Anita Berber — “Goddess of the Night”
Following up on an earlier post, here’s more about nude dance that has artistic value:
Clips & pics from All That Jazz, and my own brief note on this masterpiece.
“Being in constant intimate contact with beautifully honed and tensile bodies, stimulated by music and choreography of sensual intensity … ballet dancers are not surprisingly creatures who spend much of their professional lives on high sexual heat. However great the artistic spirituality involved, what we are talking about here is an animal process of courtship and arousal. The result is obvious: … dancers, male and female, are in such a state of readiness that they will grab at anything in a skirt or trousers, leotard or legwarmers.”
There’s that old bogus dichotomy — art is spiritual, sex is animal. This thinking leads to the denigration of nudity as somehow excluding artistic value — as soon as the clothes come off it’s just “animal” and not real art. That’s what happened at Celly de Rheidt’s trial in 1920, where the court said that her work had no artistic merit. Unlike Berber and Claire Bauroff (who were both trained in ballet), de Reidt hadn’t trained as a dancer. Certainly her husband saw the dancing as just a way of making money. I don’t know if de Rheidt had more artistic aspirations. Her costumes suggest that she might have.
Here’s a description of some of her performances: “One notorious production, eventually banned, took place at an establishment named the Black Cat Cabaret, run by Celly de Reidt [sometimes spelled "de Rheydt"] and her husband, [Harry] Seveloh, a former army lieutenant. It featured nude girls in sacrificial Aztec ceremonies, or mock bullfights, or scenes of naked novices being humiliated by lesbian nuns in strange rituals.” p. 15, Ian Buruma, “Faces of the Weimar Republic –pdf” in Glitter and Doom.
A review of “Un peu de tendresse bordel de merde!” by the Dave St. Pierre Company, Pina Bausch’s “pornographic illegitimate children.” This 2011 performance caused quite a controversy when the naked male dancers entered the audience and climbed over people.
An art-show catalog called Trude Fleischmann: a Self-Assured Eye includes Fleischmann’s nude photos of the dancer Claire Bauroff (1925), which are said to be a “watershed in nude photography.” Bauroff publicly displayed these photos in Berlin prior to her dance performance there, leading to a scandal in which the photos were seized by the police.

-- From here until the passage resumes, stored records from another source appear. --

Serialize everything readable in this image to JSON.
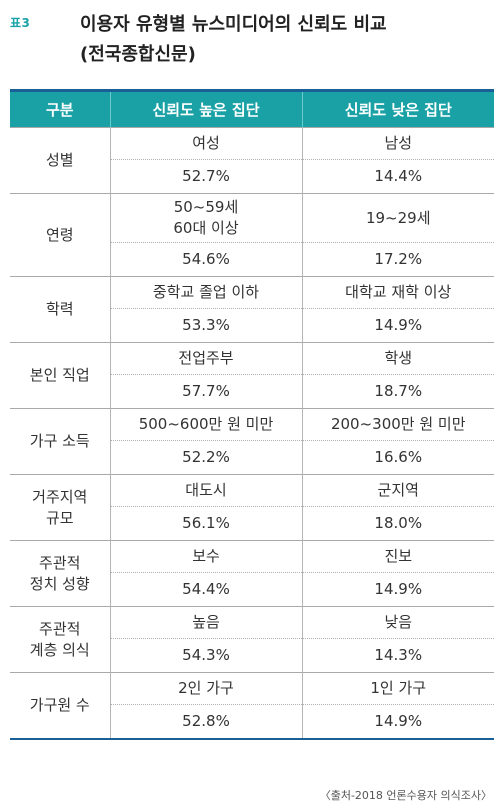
{
  "header": {
    "label": "표3",
    "title_line1": "이용자 유형별 뉴스미디어의 신뢰도 비교",
    "title_line2": "(전국종합신문)"
  },
  "table": {
    "columns": [
      "구분",
      "신뢰도 높은 집단",
      "신뢰도 낮은 집단"
    ],
    "rows": [
      {
        "category": [
          "성별"
        ],
        "high": [
          "여성"
        ],
        "low": [
          "남성"
        ],
        "high_pct": "52.7%",
        "low_pct": "14.4%"
      },
      {
        "category": [
          "연령"
        ],
        "high": [
          "50~59세",
          "60대 이상"
        ],
        "low": [
          "19~29세"
        ],
        "high_pct": "54.6%",
        "low_pct": "17.2%"
      },
      {
        "category": [
          "학력"
        ],
        "high": [
          "중학교 졸업 이하"
        ],
        "low": [
          "대학교 재학 이상"
        ],
        "high_pct": "53.3%",
        "low_pct": "14.9%"
      },
      {
        "category": [
          "본인 직업"
        ],
        "high": [
          "전업주부"
        ],
        "low": [
          "학생"
        ],
        "high_pct": "57.7%",
        "low_pct": "18.7%"
      },
      {
        "category": [
          "가구 소득"
        ],
        "high": [
          "500~600만 원 미만"
        ],
        "low": [
          "200~300만 원 미만"
        ],
        "high_pct": "52.2%",
        "low_pct": "16.6%"
      },
      {
        "category": [
          "거주지역",
          "규모"
        ],
        "high": [
          "대도시"
        ],
        "low": [
          "군지역"
        ],
        "high_pct": "56.1%",
        "low_pct": "18.0%"
      },
      {
        "category": [
          "주관적",
          "정치 성향"
        ],
        "high": [
          "보수"
        ],
        "low": [
          "진보"
        ],
        "high_pct": "54.4%",
        "low_pct": "14.9%"
      },
      {
        "category": [
          "주관적",
          "계층 의식"
        ],
        "high": [
          "높음"
        ],
        "low": [
          "낮음"
        ],
        "high_pct": "54.3%",
        "low_pct": "14.3%"
      },
      {
        "category": [
          "가구원 수"
        ],
        "high": [
          "2인 가구"
        ],
        "low": [
          "1인 가구"
        ],
        "high_pct": "52.8%",
        "low_pct": "14.9%"
      }
    ]
  },
  "source": "〈출처-2018 언론수용자 의식조사〉"
}
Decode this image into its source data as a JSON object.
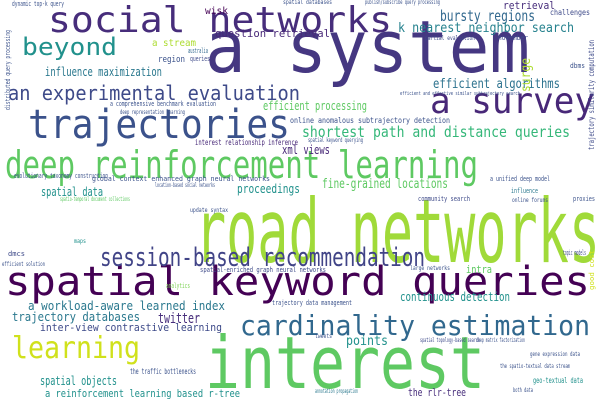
{
  "words": [
    {
      "text": "a system",
      "color": "#453781"
    },
    {
      "text": "road networks",
      "color": "#a0da39"
    },
    {
      "text": "interest",
      "color": "#5ec962"
    },
    {
      "text": "spatial keyword queries",
      "color": "#440154"
    },
    {
      "text": "social networks",
      "color": "#472d7b"
    },
    {
      "text": "deep reinforcement learning",
      "color": "#5ec962"
    },
    {
      "text": "trajectories",
      "color": "#3b528b"
    },
    {
      "text": "a survey",
      "color": "#482878"
    },
    {
      "text": "session-based recommendation",
      "color": "#414487"
    },
    {
      "text": "cardinality estimation",
      "color": "#31688e"
    },
    {
      "text": "learning",
      "color": "#d0e11c"
    },
    {
      "text": "beyond",
      "color": "#21918c"
    },
    {
      "text": "an experimental evaluation",
      "color": "#3e4a89"
    },
    {
      "text": "shortest path and distance queries",
      "color": "#35b779"
    },
    {
      "text": "bursty regions",
      "color": "#31688e"
    },
    {
      "text": "k nearest neighbor search",
      "color": "#26828e"
    },
    {
      "text": "efficient algorithms",
      "color": "#2c728e"
    },
    {
      "text": "retrieval",
      "color": "#472d7b"
    },
    {
      "text": "question retrieval",
      "color": "#482878"
    },
    {
      "text": "influence maximization",
      "color": "#2a788e"
    },
    {
      "text": "a stream",
      "color": "#addc30"
    },
    {
      "text": "region",
      "color": "#3b528b"
    },
    {
      "text": "australia",
      "color": "#31688e"
    },
    {
      "text": "queries",
      "color": "#3e4a89"
    },
    {
      "text": "wisk",
      "color": "#440154"
    },
    {
      "text": "efficient processing",
      "color": "#5ec962"
    },
    {
      "text": "online anomalous subtrajectory detection",
      "color": "#3b528b"
    },
    {
      "text": "interest relationship inference",
      "color": "#482878"
    },
    {
      "text": "xml views",
      "color": "#482878"
    },
    {
      "text": "fine-grained locations",
      "color": "#5ec962"
    },
    {
      "text": "proceedings",
      "color": "#21918c"
    },
    {
      "text": "spatial data",
      "color": "#21918c"
    },
    {
      "text": "global context enhanced graph neural networks",
      "color": "#3b528b"
    },
    {
      "text": "a unified deep model",
      "color": "#3b528b"
    },
    {
      "text": "community search",
      "color": "#3e4a89"
    },
    {
      "text": "intra",
      "color": "#5ec962"
    },
    {
      "text": "topic models",
      "color": "#3e4a89"
    },
    {
      "text": "a workload-aware learned index",
      "color": "#2a788e"
    },
    {
      "text": "trajectory databases",
      "color": "#2a788e"
    },
    {
      "text": "twitter",
      "color": "#472d7b"
    },
    {
      "text": "continuous detection",
      "color": "#21918c"
    },
    {
      "text": "trajectory data management",
      "color": "#3b528b"
    },
    {
      "text": "inter-view contrastive learning",
      "color": "#3e4a89"
    },
    {
      "text": "points",
      "color": "#21918c"
    },
    {
      "text": "spatial objects",
      "color": "#21918c"
    },
    {
      "text": "a reinforcement learning based r-tree",
      "color": "#21918c"
    },
    {
      "text": "the traffic bottlenecks",
      "color": "#3b528b"
    },
    {
      "text": "the rlr-tree",
      "color": "#472d7b"
    },
    {
      "text": "spatial-enriched graph neural networks",
      "color": "#3e4a89"
    },
    {
      "text": "geo-textual data",
      "color": "#21918c"
    },
    {
      "text": "gene expression data",
      "color": "#3b528b"
    },
    {
      "text": "the spatio-textual data stream",
      "color": "#3b528b"
    },
    {
      "text": "both data",
      "color": "#3b528b"
    },
    {
      "text": "analytics",
      "color": "#7ad151"
    },
    {
      "text": "deep matrix factorization",
      "color": "#3b528b"
    },
    {
      "text": "spatial topology-based search",
      "color": "#3e4a89"
    },
    {
      "text": "tweets",
      "color": "#3b528b"
    },
    {
      "text": "annotation propagation",
      "color": "#2a788e"
    },
    {
      "text": "large networks",
      "color": "#3b528b"
    },
    {
      "text": "update syntax",
      "color": "#3b528b"
    },
    {
      "text": "influence",
      "color": "#2a788e"
    },
    {
      "text": "online forums",
      "color": "#3b528b"
    },
    {
      "text": "proxies",
      "color": "#3b528b"
    },
    {
      "text": "dmcs",
      "color": "#3e4a89"
    },
    {
      "text": "efficient solution",
      "color": "#3b528b"
    },
    {
      "text": "maps",
      "color": "#21918c"
    },
    {
      "text": "dynamic top-k query",
      "color": "#3b528b"
    },
    {
      "text": "spatial databases",
      "color": "#3b528b"
    },
    {
      "text": "publish/subscribe query processing",
      "color": "#3b528b"
    },
    {
      "text": "challenges",
      "color": "#3e4a89"
    },
    {
      "text": "november",
      "color": "#3e4a89"
    },
    {
      "text": "dbms",
      "color": "#3b528b"
    },
    {
      "text": "partial evaluation",
      "color": "#3e4a89"
    },
    {
      "text": "a comprehensive benchmark evaluation",
      "color": "#3b528b"
    },
    {
      "text": "deep representation learning",
      "color": "#3b528b"
    },
    {
      "text": "evolutionary taxonomy construction",
      "color": "#3b528b"
    },
    {
      "text": "location-based social networks",
      "color": "#3b528b"
    },
    {
      "text": "spatio-temporal document collections",
      "color": "#5ec962"
    },
    {
      "text": "spatial keyword querying",
      "color": "#3b528b"
    },
    {
      "text": "efficient and effective similar subtrajectory search",
      "color": "#3b528b"
    },
    {
      "text": "trajectory similarity computation",
      "color": "#3e4a89"
    },
    {
      "text": "distributed query processing",
      "color": "#3b528b"
    },
    {
      "text": "surge",
      "color": "#addc30"
    },
    {
      "text": "good cost",
      "color": "#d0e11c"
    }
  ]
}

In the catalog, Frauke Kreutler says the pics were a “watershed” because nude models had previously been anonymous, so that their photos were seen as depictions of some abstract Woman, an ideal, rather than of any particular woman. Bauroff was one of the early artists to go before the public in all her naked, identified individuality. In Kreutler’s words, “Whereas the nude models … hitherto have mainly remained anonymous, the subject now is an internationally acknowledged dancer, known by name …. Anonymity and bashfulness, which have formed the cliche of womanliness, give way to self-assurance and directness.” (p. 115)
But even before Bauroff, there was the dancer Olga Desmond:
A summary of Olga Desmond’s career.
Judith Mackrell on the history of nudity in dance: “For Isadora Duncan … the body was sacred. When she abandoned corsets, danced barefoot and occasionally let a bare breast spill out of her loosely draped tunic, Duncan wasn’t simply serving the cause of dance, she was celebrating the human spirit. And her inspiration, as well as her notoriety, led to more dancers stripping off in the name of high art. Canadian Maud Allan became a superstar of Edwardian Britain thanks her near-naked Salomé routine.”